O leitor de jornais que vive seu tempo há de estranhar que os assuntos da igreja católica ainda ocupem tanto espaço na mídia. O filósofo certamente terá objeto para muitas reflexões se dedicar alguma atenção ao fato de que um representante das seitas neopentecostais está para ser ungido presidente da Comissão de Direitos Humanos da Câmara dos Deputados. O antropólogo pode garimpar comportamentos instigantes nos rebanhos que se expressam, como ondas, atrás de notícias, boatos, imagens e simples opiniões postadas nos meios digitais.
No entanto, são ralas as possibilidades de os melhores entre os pensadores contemporâneos chegarem sequer perto de bem interpretar o mundo em que vivemos. Por essa razão, a pretensão de alguns desses observadores da vida de explicar a realidade a partir de suas escolhas de leitura soa ridiculamente arrogante: no fundo, quase todos partem de uma visão definida por uma teoria econômica.

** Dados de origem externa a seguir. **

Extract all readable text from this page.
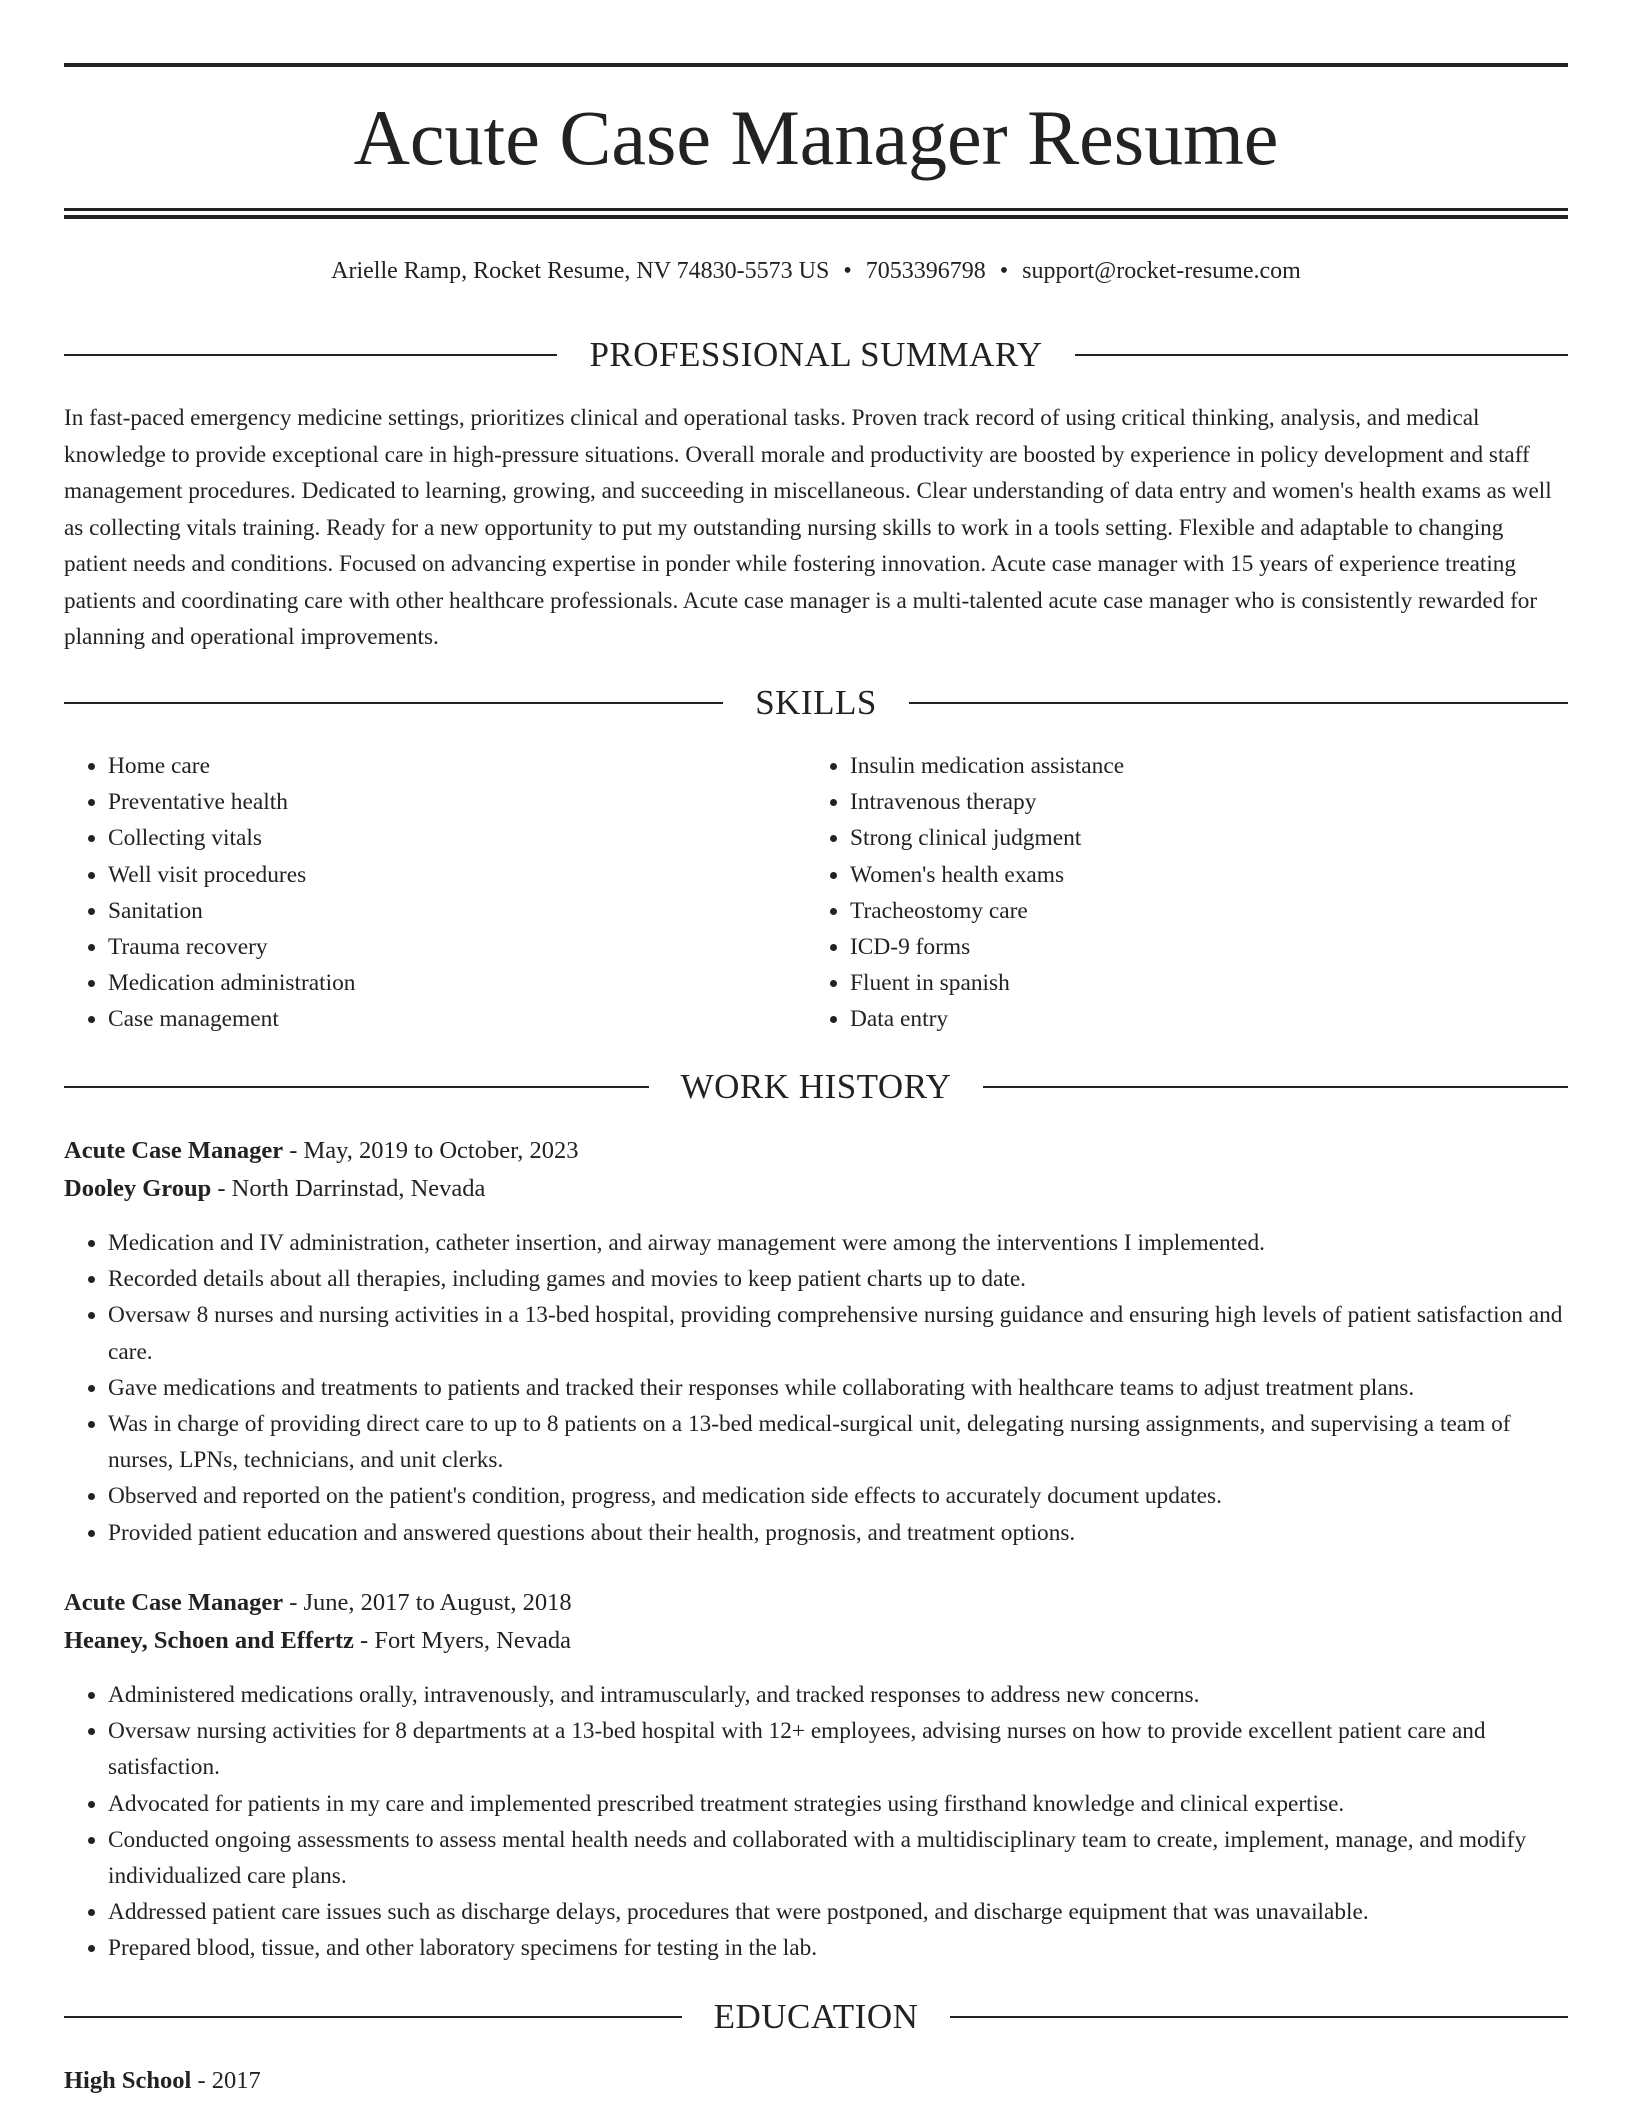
Acute Case Manager Resume
Arielle Ramp, Rocket Resume, NV 74830-5573 US • 7053396798 • support@rocket-resume.com
PROFESSIONAL SUMMARY

In fast-paced emergency medicine settings, prioritizes clinical and operational tasks. Proven track record of using critical thinking, analysis, and medical knowledge to provide exceptional care in high-pressure situations. Overall morale and productivity are boosted by experience in policy development and staff management procedures. Dedicated to learning, growing, and succeeding in miscellaneous. Clear understanding of data entry and women's health exams as well as collecting vitals training. Ready for a new opportunity to put my outstanding nursing skills to work in a tools setting. Flexible and adaptable to changing patient needs and conditions. Focused on advancing expertise in ponder while fostering innovation. Acute case manager with 15 years of experience treating patients and coordinating care with other healthcare professionals. Acute case manager is a multi-talented acute case manager who is consistently rewarded for planning and operational improvements.

SKILLS
• Home care
• Preventative health
• Collecting vitals
• Well visit procedures
• Sanitation
• Trauma recovery
• Medication administration
• Case management
• Insulin medication assistance
• Intravenous therapy
• Strong clinical judgment
• Women's health exams
• Tracheostomy care
• ICD-9 forms
• Fluent in spanish
• Data entry
WORK HISTORY
Acute Case Manager - May, 2019 to October, 2023
Dooley Group - North Darrinstad, Nevada
• Medication and IV administration, catheter insertion, and airway management were among the interventions I implemented.
• Recorded details about all therapies, including games and movies to keep patient charts up to date.
• Oversaw 8 nurses and nursing activities in a 13-bed hospital, providing comprehensive nursing guidance and ensuring high levels of patient satisfaction and care.
• Gave medications and treatments to patients and tracked their responses while collaborating with healthcare teams to adjust treatment plans.
• Was in charge of providing direct care to up to 8 patients on a 13-bed medical-surgical unit, delegating nursing assignments, and supervising a team of nurses, LPNs, technicians, and unit clerks.
• Observed and reported on the patient's condition, progress, and medication side effects to accurately document updates.
• Provided patient education and answered questions about their health, prognosis, and treatment options.
Acute Case Manager - June, 2017 to August, 2018
Heaney, Schoen and Effertz - Fort Myers, Nevada
• Administered medications orally, intravenously, and intramuscularly, and tracked responses to address new concerns.
• Oversaw nursing activities for 8 departments at a 13-bed hospital with 12+ employees, advising nurses on how to provide excellent patient care and satisfaction.
• Advocated for patients in my care and implemented prescribed treatment strategies using firsthand knowledge and clinical expertise.
• Conducted ongoing assessments to assess mental health needs and collaborated with a multidisciplinary team to create, implement, manage, and modify individualized care plans.
• Addressed patient care issues such as discharge delays, procedures that were postponed, and discharge equipment that was unavailable.
• Prepared blood, tissue, and other laboratory specimens for testing in the lab.
EDUCATION
High School - 2017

É como se o ser humano, na sociedade ocidental, tivesse alcançado um grau de liberdade de expressão para o qual ainda não havia construído conteúdos – pode-se dizer muito, mas há pouco a ser dito.
Desconstruindo mitos
Já se constatou em outras ocasiões, neste Observatório, que a fragmentação do noticiário dificulta a construção, por parte da imprensa, de cenários amplos e profundos o suficiente para a compreensão da realidade contemporânea.
Não é que o mundo tenha se tornado mais complicado – o fato é que a maior disponibilidade de informações sobre tudo, ainda que as informações disponíveis sejam superficiais, cria um ambiente mais complexo. Como a comunicação condiciona a cultura, o resultado é a percepção de uma maior complexidade em todos os campos.
Por esse motivo, quando o leitor crítico se defronta com um texto simples, em meio à algaravia de lucubrações que nada explicam, é como um reencontro com o sentido da vida. Esse é o efeito da crônica do escritor Milton Hatoum publicada na edição de sexta-feira (1/3) do Estado de S.Paulo com o título “Um inseto sentimental”).
Trata de um desses episódios corriqueiros do verão, despojado de reflexões exóticas, referências eruditas ou diatribes moralistas, que nos remete de volta a certos valores esquecidos.
Por que uma crônica assim singela destoa do conteúdo que caracteriza os jornais no nosso tempo? Entre outras razões, porque reconhece, expõe e recoloca entre os valores contemporâneos a emoção – mesmo o sentimento movido pela descoberta de uma velha fotografia numa caixa de papelão.
Em quaisquer dos manuais de redação dos jornais brasileiros, esse seria um tema fora da pauta. Afinal, o jornalismo anda ocupado demais em fincar seus piquetes na areia movediça do mundo contemporâneo.
Como observa o médico e cientista britânico Patrick Dixon, o que se nos apresenta é um mundo cada vez mais fugaz, urbano, tribal, universal e radical, onde a ética deixa de ser a espinha dorsal da existência para se transformar em instrumento a serviço de crenças eventuais. As incertezas estimulam as crenças, que fazem o homem se voltar para o primitivo e alimentam o fundamentalismo. O conhecimento científico, em vez de produzir mais segurança, desconstrói antigos mitos sem colocar em seu lugar uma resposta satisfatória para as inquietações humanas.
Um tema exótico
A mídia atrai os olhos do mundo para o Vaticano, onde a renúncia de um pontífice escancara as mazelas de uma corte medieval, cujo poder ainda controla boa parcela da humanidade.
Por toda parte, as entidades criadas pelo homem para organizar a vida comum, se esfacelam em escândalos e práticas criminosas. No Brasil, um representante das forças que rejeitam alguns dos direitos fundamentais das pessoas se habilita a definir o futuro desses direitos.
Um incidente num jogo de futebol se transforma em questão de segurança transnacional e médicos são acusados de criar um tribunal privado onde se decide quem vai seguir respirando.
Como música de fundo de todas as opiniões, ainda se ouve a voz de Karl Marx, como um divisor de águas ideológico a assombrar o homem pós-moderno.
No meio de tudo isso, voa o inseto sentimental de Milton Hatoum.